The present invention relates to a method for determining physiological characteristics produced by the functioning of the heart, such as stroke volume and cardiac output. The method of the present invention may provide absolute, as contrasted to relative, values of these characteristics.
In many instances, such as prior, during, or following major surgery, it is important to determine certain physical characteristics of a patient's heart. For example, it may be necessary or desirable to determine the volume of blood being discharged from the patient's heart. The volume may be expressed as the stroke volume (SV), which is the volume of blood discharged during each contraction or beat of the heart, or the cardiac output (CO), which is the volume of blood discharged over a given period of time, such as a minute. Or, it may be necessary or desirable to know atrial and/or ventricular ejection times in order to assess the contractility of the heart muscle.

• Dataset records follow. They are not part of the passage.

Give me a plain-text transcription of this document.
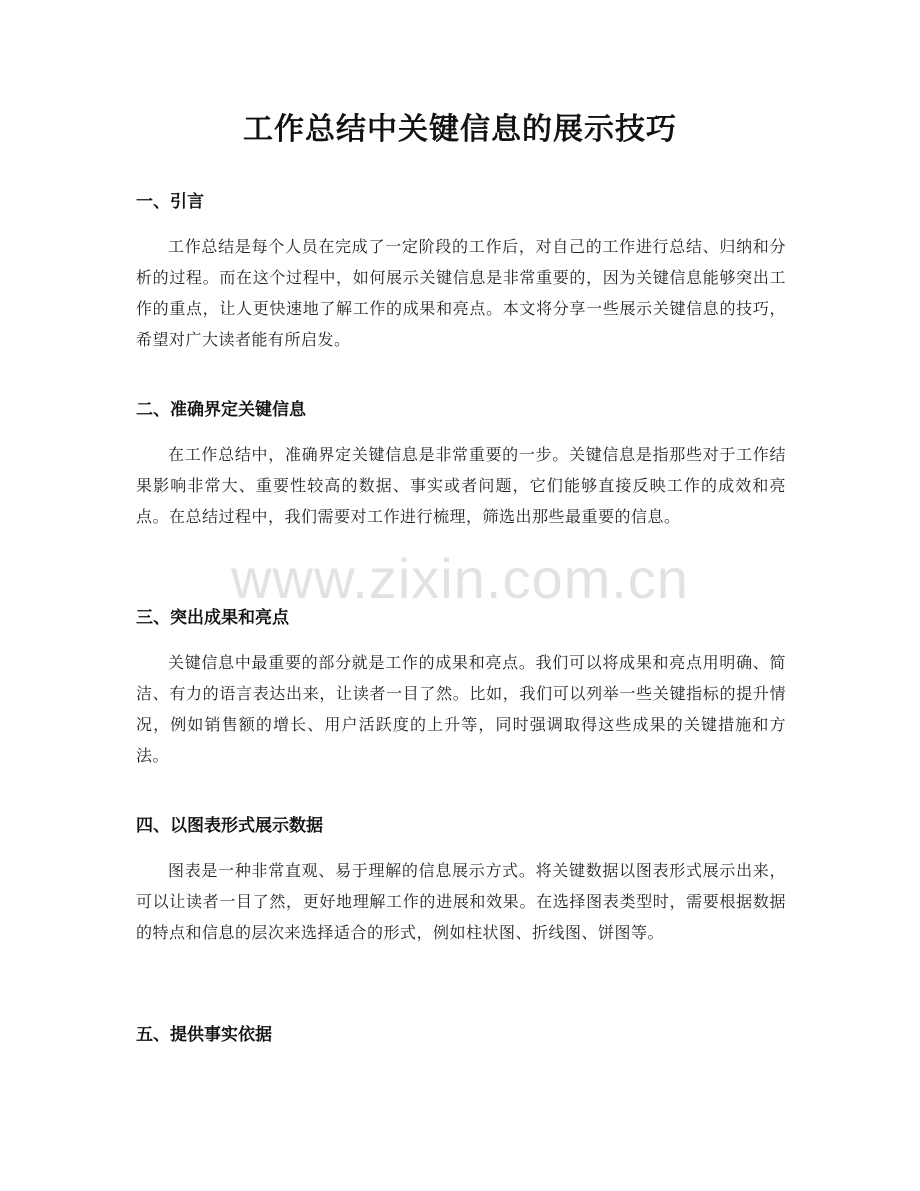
工作总结中关键信息的展示技巧

一、引言

工作总结是每个人员在完成了一定阶段的工作后，对自己的工作进行总结、归纳和分析的过程。而在这个过程中，如何展示关键信息是非常重要的，因为关键信息能够突出工作的重点，让人更快速地了解工作的成果和亮点。本文将分享一些展示关键信息的技巧，希望对广大读者能有所启发。

二、准确界定关键信息

在工作总结中，准确界定关键信息是非常重要的一步。关键信息是指那些对于工作结果影响非常大、重要性较高的数据、事实或者问题，它们能够直接反映工作的成效和亮点。在总结过程中，我们需要对工作进行梳理，筛选出那些最重要的信息。

三、突出成果和亮点

关键信息中最重要的部分就是工作的成果和亮点。我们可以将成果和亮点用明确、简洁、有力的语言表达出来，让读者一目了然。比如，我们可以列举一些关键指标的提升情况，例如销售额的增长、用户活跃度的上升等，同时强调取得这些成果的关键措施和方法。

四、以图表形式展示数据

图表是一种非常直观、易于理解的信息展示方式。将关键数据以图表形式展示出来，可以让读者一目了然，更好地理解工作的进展和效果。在选择图表类型时，需要根据数据的特点和信息的层次来选择适合的形式，例如柱状图、折线图、饼图等。

五、提供事实依据

www.zixin.com.cn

The most direct way to measure these quantities is to use a pulmonary artery catheter. Such a catheter is surgically positioned inside the heart in a pulmonary artery catheterization procedure. However, such positioning is a highly invasive, labor intensive procedure which requires a high level of surgical skill and which places a patient at considerable risk. For these reasons, attempts have been made to develop less invasive, or non-invasive, methods for determining the amount of blood discharged from a patient's heart.

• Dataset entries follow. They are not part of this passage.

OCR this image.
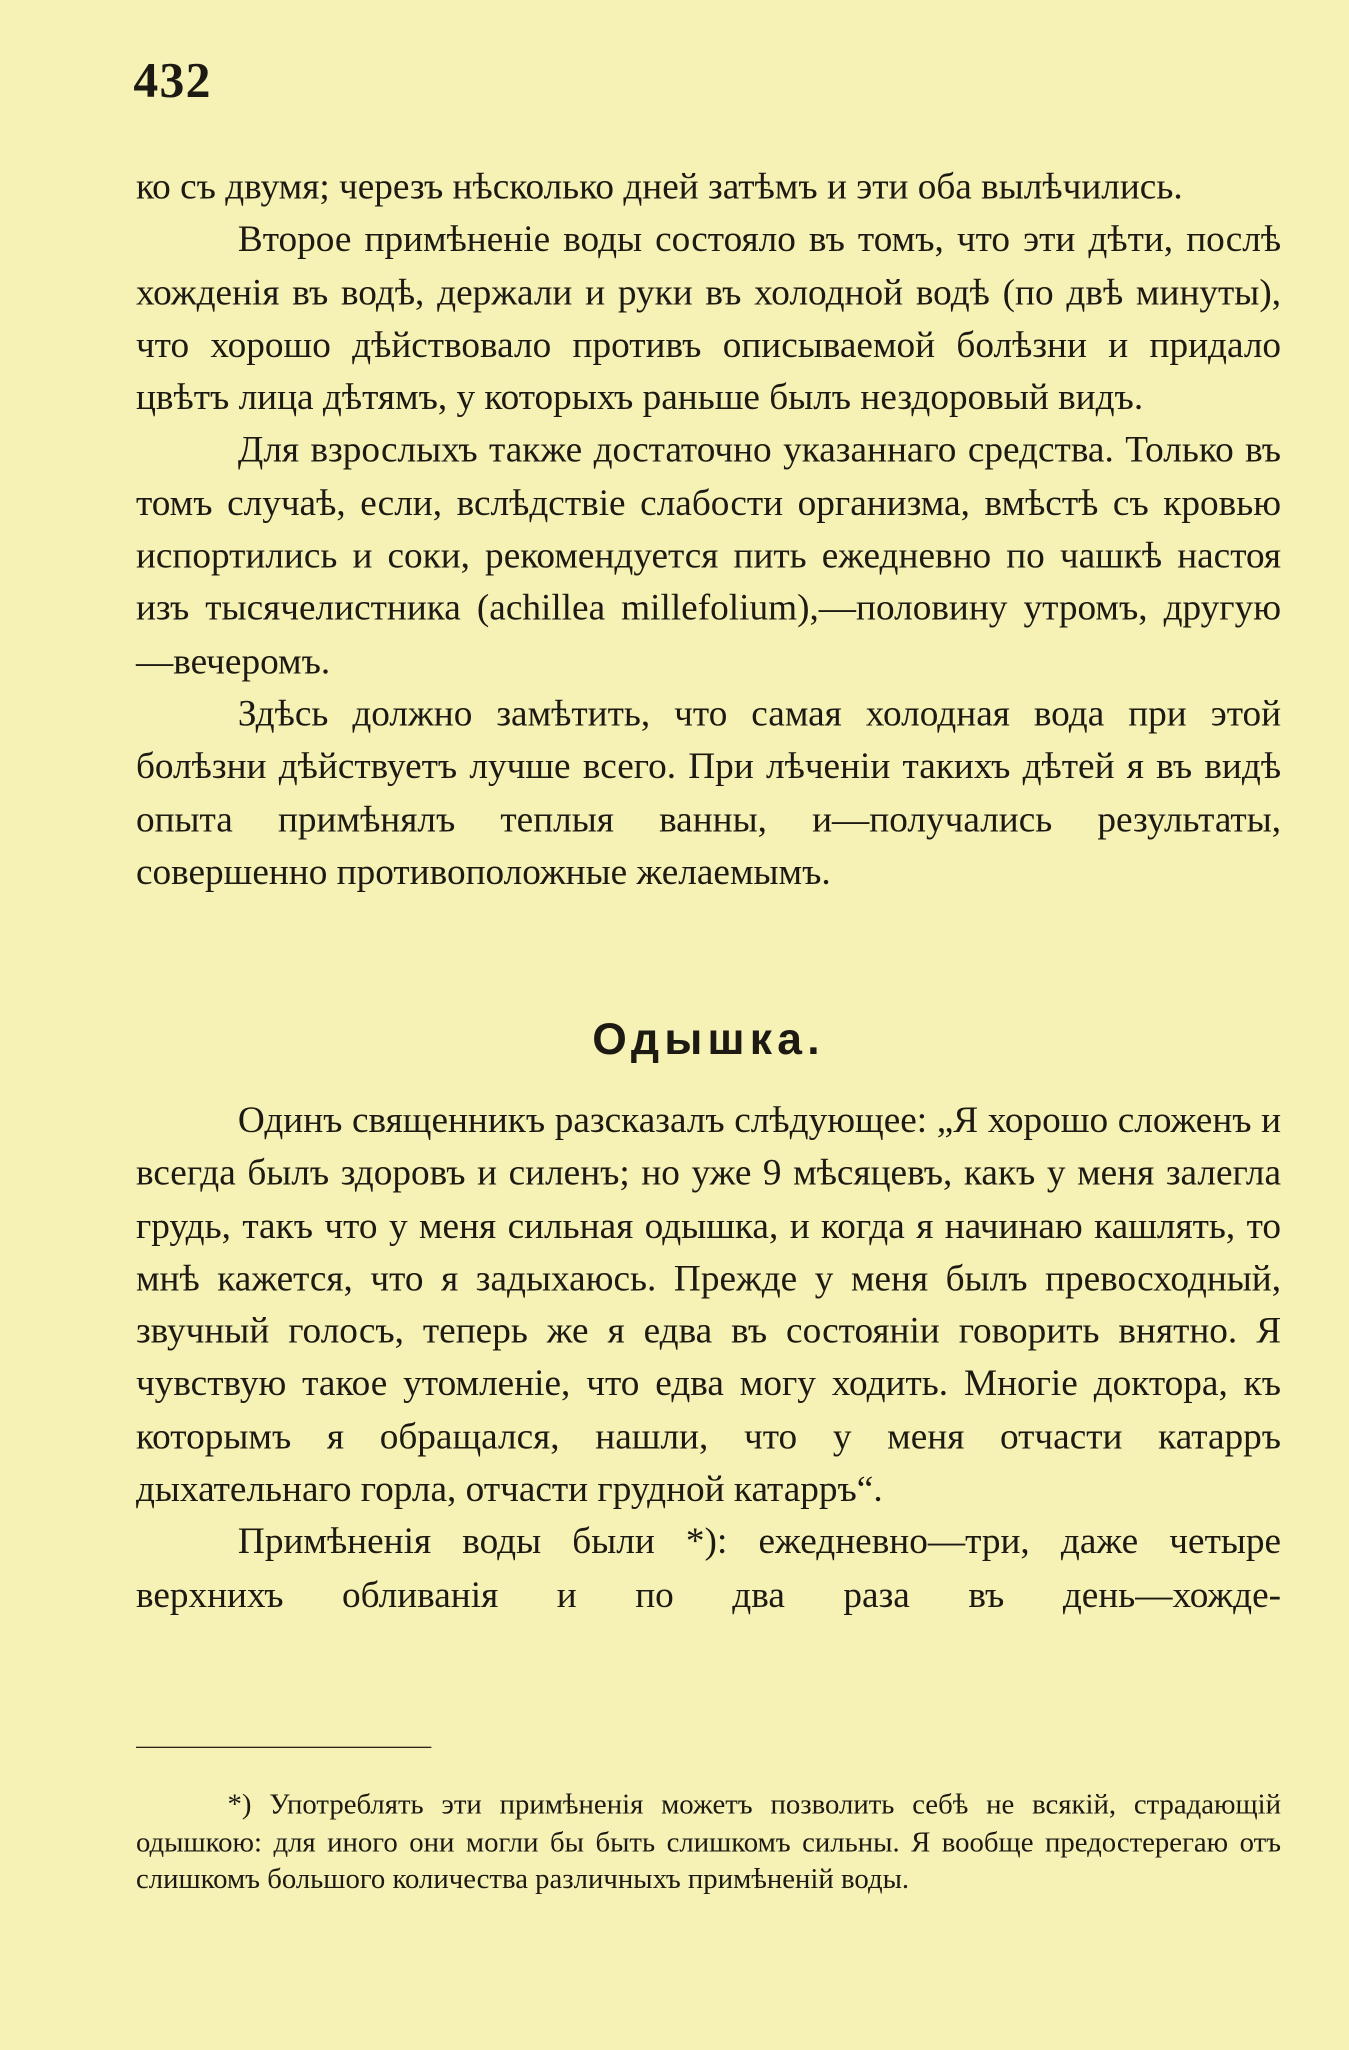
432

ко съ двумя; черезъ нѣсколько дней затѣмъ и эти оба вылѣчились.

Второе примѣненіе воды состояло въ томъ, что эти дѣти, послѣ хожденія въ водѣ, держали и руки въ холодной водѣ (по двѣ минуты), что хорошо дѣйствовало противъ описываемой болѣзни и придало цвѣтъ лица дѣтямъ, у которыхъ раньше былъ нездоровый видъ.

Для взрослыхъ также достаточно указаннаго средства. Только въ томъ случаѣ, если, вслѣдствіе слабости организма, вмѣстѣ съ кровью испортились и соки, рекомендуется пить ежедневно по чашкѣ настоя изъ тысячелистника (achillea millefolium),—половину утромъ, другую—вечеромъ.

Здѣсь должно замѣтить, что самая холодная вода при этой болѣзни дѣйствуетъ лучше всего. При лѣченіи такихъ дѣтей я въ видѣ опыта примѣнялъ теплыя ванны, и—получались результаты, совершенно противоположные желаемымъ.

Одышка.

Одинъ священникъ разсказалъ слѣдующее: „Я хорошо сложенъ и всегда былъ здоровъ и силенъ; но уже 9 мѣсяцевъ, какъ у меня залегла грудь, такъ что у меня сильная одышка, и когда я начинаю кашлять, то мнѣ кажется, что я задыхаюсь. Прежде у меня былъ превосходный, звучный голосъ, теперь же я едва въ состояніи говорить внятно. Я чувствую такое утомленіе, что едва могу ходить. Многіе доктора, къ которымъ я обращался, нашли, что у меня отчасти катарръ дыхательнаго горла, отчасти грудной катарръ“.

Примѣненія воды были *): ежедневно—три, даже четыре верхнихъ обливанія и по два раза въ день—хожде-

*) Употреблять эти примѣненія можетъ позволить себѣ не всякій, страдающій одышкою: для иного они могли бы быть слишкомъ сильны. Я вообще предостерегаю отъ слишкомъ большого количества различныхъ примѣненій воды.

Approaches taken to this end include the following. Some methods use changes in the electrical impedance of the thorax, as measured by electrodes placed on the patient's skin to determine cardiac functioning. See U.S. Pat. Nos. 5,782,774; 5,685,316; 5,469,859; 4,870,578; 4,450,527; and 4,437,469. Other methods employ ultrasonic probes. For example, such probes may be placed in the suprastenal notch or in the esophagus to measure blood flow in the aorta. See U.S. Pat. Nos. 5,575,289; 5,085,220; 5,052,395; and WO 98/51212. Another approach is to apply various algorithms to the blood pressure waveform to determine cardiac output. See U.S. Pat. Nos. 5,876,347; 5,647,369; 5,584,298; 5,535,753; 5,390,679; 5,265,615; 5,241,966; 5,183,051; 5,101,828; 5,025,795; 4,676,253; 4,137,910 and WO 97/47236 and Japanese Patent Publication 10-094528. Dye dilution techniques have also been employed in which a dye is injected into the blood stream and a sensor detects the dye concentration in the blood after the dye has passed through the heart. See U.S. Pat. Nos. 5,494,031 and 5,458,128. In a technique, commonly called the Fick method, CO.sub.2 is measured in the air expired by the patient and used to make a determination of the volume of blood discharged by the patient. See U.S. Pat. Nos. 5,836,300 and 5,043,576 and WO 98/26710 and WO 98/12963.
However, a problem with one or more of the foregoing methods is that they may produce inaccurate results due, for example, to the use of less than correct assumptions in deriving an algorithm for determining volumes from the shape of a blood pressure waveform. Further, the methods determine only a relative blood volume value. In order to produce an absolute blood output value, a calibration value obtained by a pulmonary artery catheter is required.